L’article L312-16 du même code dispose que « avant de conclure le contrat de crédit, le prêteur vérifie la solvabilité de l’emprunteur à partir d’un nombre suffisant d’informations, y compris des informations fournies par ce dernier à la demande du prêteur. Le prêteur consulte le fichier prévu à l’article L. 751-1, dans les conditions prévues par l’arrêté mentionné à l’article L. 751-6, sauf dans le cas d’une opération mentionnée au 1 de l’article L. 511-6 ou au 1 du I de l’article L. 511-7 du code monétaire et financier ».
Enfin, l’article L341-2 du même code prévoit que « le prêteur qui n’a pas respecté les obligations fixées aux articles L. 312-14 et L. 312-16 est déchu du droit aux intérêts, en totalité ou dans la proportion fixée par le juge ».
S’agissant de la vérification de la solvabilité, le prêteur doit justifier de ses diligences et produire, pour tous les crédits, quel qu’en soit le montant, et même s’ils ne sont pas conclus sur le lieu de vente ou à distance, la copie des pièces justificatives qui lui ont permis de vérifier cette solvabilité.
Il doit également rapporter la preuve de l’exécution de l’obligation de fournir des explications pertinentes et personnalisées. Ces explications doivent permettre à l’emprunteur de déterminer si le contrat de crédit proposé est adapté à ses besoins et à sa situation financière, d’être informé sur les caractéristiques essentielles du ou des crédits proposés et sur les conséquences que ces crédits peuvent avoir sur sa situation financière, y compris en cas de défaut de paiement. Le non-respect de ce véritable devoir d’explication est sanctionné de la déchéance de tout ou partie du droit aux intérêts.
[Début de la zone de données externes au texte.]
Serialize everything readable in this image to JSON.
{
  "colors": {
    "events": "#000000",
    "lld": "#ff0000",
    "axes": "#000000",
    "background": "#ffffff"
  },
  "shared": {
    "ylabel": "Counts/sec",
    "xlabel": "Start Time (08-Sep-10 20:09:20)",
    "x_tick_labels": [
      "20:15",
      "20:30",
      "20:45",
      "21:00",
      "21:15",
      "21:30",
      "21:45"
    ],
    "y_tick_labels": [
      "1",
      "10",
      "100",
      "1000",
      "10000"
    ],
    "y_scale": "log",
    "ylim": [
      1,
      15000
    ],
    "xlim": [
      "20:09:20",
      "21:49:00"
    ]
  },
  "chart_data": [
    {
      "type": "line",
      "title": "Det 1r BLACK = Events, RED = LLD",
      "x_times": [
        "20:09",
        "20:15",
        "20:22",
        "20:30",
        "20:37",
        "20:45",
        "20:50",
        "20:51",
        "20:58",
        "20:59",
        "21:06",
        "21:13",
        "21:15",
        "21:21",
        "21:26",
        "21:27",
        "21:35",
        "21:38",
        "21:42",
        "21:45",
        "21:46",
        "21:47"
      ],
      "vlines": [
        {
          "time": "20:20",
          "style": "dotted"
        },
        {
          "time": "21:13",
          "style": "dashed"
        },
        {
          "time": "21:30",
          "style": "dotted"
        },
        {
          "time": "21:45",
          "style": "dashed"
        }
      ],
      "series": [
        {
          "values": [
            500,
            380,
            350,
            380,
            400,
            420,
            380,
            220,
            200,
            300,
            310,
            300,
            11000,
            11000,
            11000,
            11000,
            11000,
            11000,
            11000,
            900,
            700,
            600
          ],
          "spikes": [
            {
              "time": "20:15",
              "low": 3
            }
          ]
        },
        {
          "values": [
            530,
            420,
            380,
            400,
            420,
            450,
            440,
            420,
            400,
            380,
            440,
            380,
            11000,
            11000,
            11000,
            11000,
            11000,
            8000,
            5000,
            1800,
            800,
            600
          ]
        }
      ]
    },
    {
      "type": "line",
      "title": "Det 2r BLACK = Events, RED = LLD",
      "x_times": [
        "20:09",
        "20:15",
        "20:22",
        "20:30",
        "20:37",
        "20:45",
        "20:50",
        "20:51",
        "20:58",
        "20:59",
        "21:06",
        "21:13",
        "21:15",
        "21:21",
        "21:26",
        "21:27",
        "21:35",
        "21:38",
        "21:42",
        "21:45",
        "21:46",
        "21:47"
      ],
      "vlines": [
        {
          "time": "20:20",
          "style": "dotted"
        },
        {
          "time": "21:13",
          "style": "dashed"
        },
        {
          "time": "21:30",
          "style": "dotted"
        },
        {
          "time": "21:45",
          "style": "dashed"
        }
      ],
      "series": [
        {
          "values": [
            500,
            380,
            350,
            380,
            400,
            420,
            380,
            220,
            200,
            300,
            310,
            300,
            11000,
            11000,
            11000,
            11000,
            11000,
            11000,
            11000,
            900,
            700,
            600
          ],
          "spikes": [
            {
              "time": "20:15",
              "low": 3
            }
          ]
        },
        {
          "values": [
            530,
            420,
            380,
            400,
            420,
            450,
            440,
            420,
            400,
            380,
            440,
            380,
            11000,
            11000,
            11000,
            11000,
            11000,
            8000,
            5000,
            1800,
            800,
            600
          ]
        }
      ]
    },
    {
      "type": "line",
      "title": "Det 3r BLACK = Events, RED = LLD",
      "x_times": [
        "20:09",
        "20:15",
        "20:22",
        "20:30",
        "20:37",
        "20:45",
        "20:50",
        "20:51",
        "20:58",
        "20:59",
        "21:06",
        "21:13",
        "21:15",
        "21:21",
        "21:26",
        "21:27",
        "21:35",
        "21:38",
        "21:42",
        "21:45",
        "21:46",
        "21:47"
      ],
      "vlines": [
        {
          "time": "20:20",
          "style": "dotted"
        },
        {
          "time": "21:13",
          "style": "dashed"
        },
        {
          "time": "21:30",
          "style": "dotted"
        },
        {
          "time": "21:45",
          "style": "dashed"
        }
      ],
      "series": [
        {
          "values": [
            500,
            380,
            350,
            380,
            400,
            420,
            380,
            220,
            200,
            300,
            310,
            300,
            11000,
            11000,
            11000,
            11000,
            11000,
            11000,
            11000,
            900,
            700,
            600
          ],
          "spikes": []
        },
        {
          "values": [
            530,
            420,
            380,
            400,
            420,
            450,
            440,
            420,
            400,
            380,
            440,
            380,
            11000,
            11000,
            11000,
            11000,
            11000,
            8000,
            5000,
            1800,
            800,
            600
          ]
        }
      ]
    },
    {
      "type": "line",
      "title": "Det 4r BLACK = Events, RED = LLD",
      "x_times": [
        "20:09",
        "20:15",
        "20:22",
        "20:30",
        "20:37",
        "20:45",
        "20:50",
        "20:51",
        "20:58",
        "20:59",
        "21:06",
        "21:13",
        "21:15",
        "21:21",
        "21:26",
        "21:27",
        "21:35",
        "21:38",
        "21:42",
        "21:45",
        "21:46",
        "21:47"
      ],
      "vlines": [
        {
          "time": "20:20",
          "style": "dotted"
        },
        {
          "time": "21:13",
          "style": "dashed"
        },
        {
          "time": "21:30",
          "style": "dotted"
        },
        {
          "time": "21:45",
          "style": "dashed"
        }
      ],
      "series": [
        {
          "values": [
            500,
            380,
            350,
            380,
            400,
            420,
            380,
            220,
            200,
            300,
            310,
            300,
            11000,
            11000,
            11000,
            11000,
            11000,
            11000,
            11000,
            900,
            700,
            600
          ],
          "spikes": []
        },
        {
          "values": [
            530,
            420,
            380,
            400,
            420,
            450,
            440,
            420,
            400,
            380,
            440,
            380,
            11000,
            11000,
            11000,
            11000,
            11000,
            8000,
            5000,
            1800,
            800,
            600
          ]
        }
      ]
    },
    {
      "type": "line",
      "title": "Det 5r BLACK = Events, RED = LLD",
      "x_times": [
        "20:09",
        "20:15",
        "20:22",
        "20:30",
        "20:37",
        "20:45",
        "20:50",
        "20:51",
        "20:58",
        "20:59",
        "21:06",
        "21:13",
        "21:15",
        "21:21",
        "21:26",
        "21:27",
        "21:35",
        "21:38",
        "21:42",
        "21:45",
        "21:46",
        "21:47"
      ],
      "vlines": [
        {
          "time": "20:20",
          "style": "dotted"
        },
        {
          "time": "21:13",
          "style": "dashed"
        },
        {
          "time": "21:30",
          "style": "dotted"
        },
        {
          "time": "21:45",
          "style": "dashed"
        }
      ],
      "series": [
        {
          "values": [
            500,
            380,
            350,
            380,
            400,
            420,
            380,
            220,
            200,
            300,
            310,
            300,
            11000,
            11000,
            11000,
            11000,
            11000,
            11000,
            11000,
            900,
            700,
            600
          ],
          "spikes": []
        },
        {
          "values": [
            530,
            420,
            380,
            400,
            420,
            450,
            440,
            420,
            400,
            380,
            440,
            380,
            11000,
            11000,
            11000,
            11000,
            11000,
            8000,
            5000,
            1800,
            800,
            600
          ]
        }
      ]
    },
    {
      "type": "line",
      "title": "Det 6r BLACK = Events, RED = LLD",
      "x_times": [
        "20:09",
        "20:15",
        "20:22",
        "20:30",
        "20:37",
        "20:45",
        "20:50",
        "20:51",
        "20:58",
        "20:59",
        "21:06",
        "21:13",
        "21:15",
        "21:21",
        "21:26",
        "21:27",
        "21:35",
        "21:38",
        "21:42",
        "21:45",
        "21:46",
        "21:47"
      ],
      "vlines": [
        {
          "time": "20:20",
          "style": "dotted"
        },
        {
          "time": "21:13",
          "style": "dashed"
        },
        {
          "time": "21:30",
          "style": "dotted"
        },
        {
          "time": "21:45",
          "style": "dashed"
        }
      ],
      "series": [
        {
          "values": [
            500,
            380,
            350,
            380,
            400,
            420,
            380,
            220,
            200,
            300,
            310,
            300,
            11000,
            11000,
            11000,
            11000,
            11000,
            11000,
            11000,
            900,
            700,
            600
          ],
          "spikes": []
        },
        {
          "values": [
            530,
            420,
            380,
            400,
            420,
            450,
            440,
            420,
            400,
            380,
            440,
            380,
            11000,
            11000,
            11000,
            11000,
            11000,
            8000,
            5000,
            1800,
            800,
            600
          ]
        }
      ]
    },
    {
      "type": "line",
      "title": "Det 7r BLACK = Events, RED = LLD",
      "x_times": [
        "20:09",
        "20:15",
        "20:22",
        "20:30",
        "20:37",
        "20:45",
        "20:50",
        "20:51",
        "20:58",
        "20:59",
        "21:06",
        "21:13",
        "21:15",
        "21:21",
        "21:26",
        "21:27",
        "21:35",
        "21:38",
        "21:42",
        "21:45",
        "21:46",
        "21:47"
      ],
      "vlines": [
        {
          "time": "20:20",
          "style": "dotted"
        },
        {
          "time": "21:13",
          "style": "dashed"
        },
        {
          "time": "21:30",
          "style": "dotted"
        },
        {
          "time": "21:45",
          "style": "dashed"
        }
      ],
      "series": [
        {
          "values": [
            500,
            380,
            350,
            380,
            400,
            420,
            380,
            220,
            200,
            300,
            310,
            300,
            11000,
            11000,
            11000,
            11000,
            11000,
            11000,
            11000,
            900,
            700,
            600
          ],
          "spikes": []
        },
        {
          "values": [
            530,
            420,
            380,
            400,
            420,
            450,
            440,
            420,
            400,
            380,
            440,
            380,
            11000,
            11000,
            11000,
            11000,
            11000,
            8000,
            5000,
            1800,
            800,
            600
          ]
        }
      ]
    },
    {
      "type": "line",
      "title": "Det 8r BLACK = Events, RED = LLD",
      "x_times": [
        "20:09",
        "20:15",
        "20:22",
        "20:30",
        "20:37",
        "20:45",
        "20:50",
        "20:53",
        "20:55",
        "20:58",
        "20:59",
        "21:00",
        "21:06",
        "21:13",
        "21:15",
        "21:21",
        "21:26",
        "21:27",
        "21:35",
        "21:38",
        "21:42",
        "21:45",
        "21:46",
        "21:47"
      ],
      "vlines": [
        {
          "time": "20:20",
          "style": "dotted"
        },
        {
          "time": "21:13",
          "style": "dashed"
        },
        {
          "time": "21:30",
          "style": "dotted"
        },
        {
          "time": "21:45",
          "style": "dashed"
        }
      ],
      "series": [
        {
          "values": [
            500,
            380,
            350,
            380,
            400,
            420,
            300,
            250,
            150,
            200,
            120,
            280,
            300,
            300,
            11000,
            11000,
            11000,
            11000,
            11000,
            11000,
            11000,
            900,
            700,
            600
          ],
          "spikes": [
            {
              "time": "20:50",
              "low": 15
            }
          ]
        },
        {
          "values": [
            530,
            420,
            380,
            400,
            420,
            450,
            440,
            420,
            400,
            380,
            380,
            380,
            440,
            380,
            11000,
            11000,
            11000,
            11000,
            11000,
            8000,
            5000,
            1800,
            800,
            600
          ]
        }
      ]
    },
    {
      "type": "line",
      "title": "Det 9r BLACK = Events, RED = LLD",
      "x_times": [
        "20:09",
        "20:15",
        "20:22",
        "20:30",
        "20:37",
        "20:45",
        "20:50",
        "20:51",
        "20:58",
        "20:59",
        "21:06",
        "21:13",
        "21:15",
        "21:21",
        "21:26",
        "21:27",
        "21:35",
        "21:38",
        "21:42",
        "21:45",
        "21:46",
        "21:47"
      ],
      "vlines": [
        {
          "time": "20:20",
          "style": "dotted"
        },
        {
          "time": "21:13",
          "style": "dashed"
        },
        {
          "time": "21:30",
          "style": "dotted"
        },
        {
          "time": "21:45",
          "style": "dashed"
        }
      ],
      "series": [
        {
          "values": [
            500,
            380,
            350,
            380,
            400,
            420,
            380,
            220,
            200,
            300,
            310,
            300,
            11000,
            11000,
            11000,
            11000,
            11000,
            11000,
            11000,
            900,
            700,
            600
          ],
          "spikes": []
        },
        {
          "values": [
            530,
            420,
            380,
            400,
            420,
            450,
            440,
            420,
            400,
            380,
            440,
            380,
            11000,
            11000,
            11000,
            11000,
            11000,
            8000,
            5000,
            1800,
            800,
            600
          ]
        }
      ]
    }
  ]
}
Il doit enfin vérifier la solvabilité de l’emprunteur à partir d’un nombre suffisant d’informations. Celles-ci sont fournies par l’emprunteur lui-même et par les éléments tirés du fichier des incidents de paiement (FICP), lequel doit être consulté par l’organisme de crédit avant toute décision effective d’octroyer un crédit à la consommation.
En l’espèce, il convient de remarquer que la société S.A BNP PARIBAS ne produit pas la preuve de la consultation du FICP préalable à la libération des fonds concernant le contrat de crédit n° 01646-605193-19 ce qui est de nature à entraîner, par application des dispositions susvisées, la déchéance du droit aux intérêts.
Les débats seront réouverts afin de permettre à la société S.A BNP PARIBAS, ainsi qu’au défendeur, de faire valoir leurs observations sur ce moyen soulevé d’office par la juridiction. Par ailleurs, les calculs complexes liés à la déchéance du droit aux intérêts n’incombant pas au tribunal, il sera demandé à la société S.A BNP PARIBAS de produire un nouveau décompte indiquant le montant total des remboursements effectués par Monsieur [L] s’agissant de ce prêt.
Les demandes non tranchées et les dépens seront réservés.
PAR CES MOTIFS
Statuant par jugement réputé contradictoire, mixte, en premier ressort, par mise à disposition au greffe,
DECLARE la société S.A BNP PARIBAS recevable en sa demande en paiement.
DEBOUTE la société BNP PARIBAS de sa demande concernant le prêt n°°01646-605183-49 souscrit pour un montant de 20.000 euros.
ORDONNE la réouverture des débats afin de :
Recueillir les observations des parties sur la déchéance du droit aux intérêts,Production, par la société S.A BNP PARIBAS, d’un document indiquant le montant total des remboursements effectués par Monsieur [L] s’agissant du prêt de 5.000 euros souscrit le 3 juin 2021.RENVOIE la cause et les parties à l’audience du 1er septembre 2026 à 9 heures,
DIT que la présente décision vaut convocation des parties.
RESERVE le sort des demandes non évoquées et des dépens.
AINSI FAIT ET JUGE LES JOUR, MOIS ET AN INDIQUES CI-DESSUS.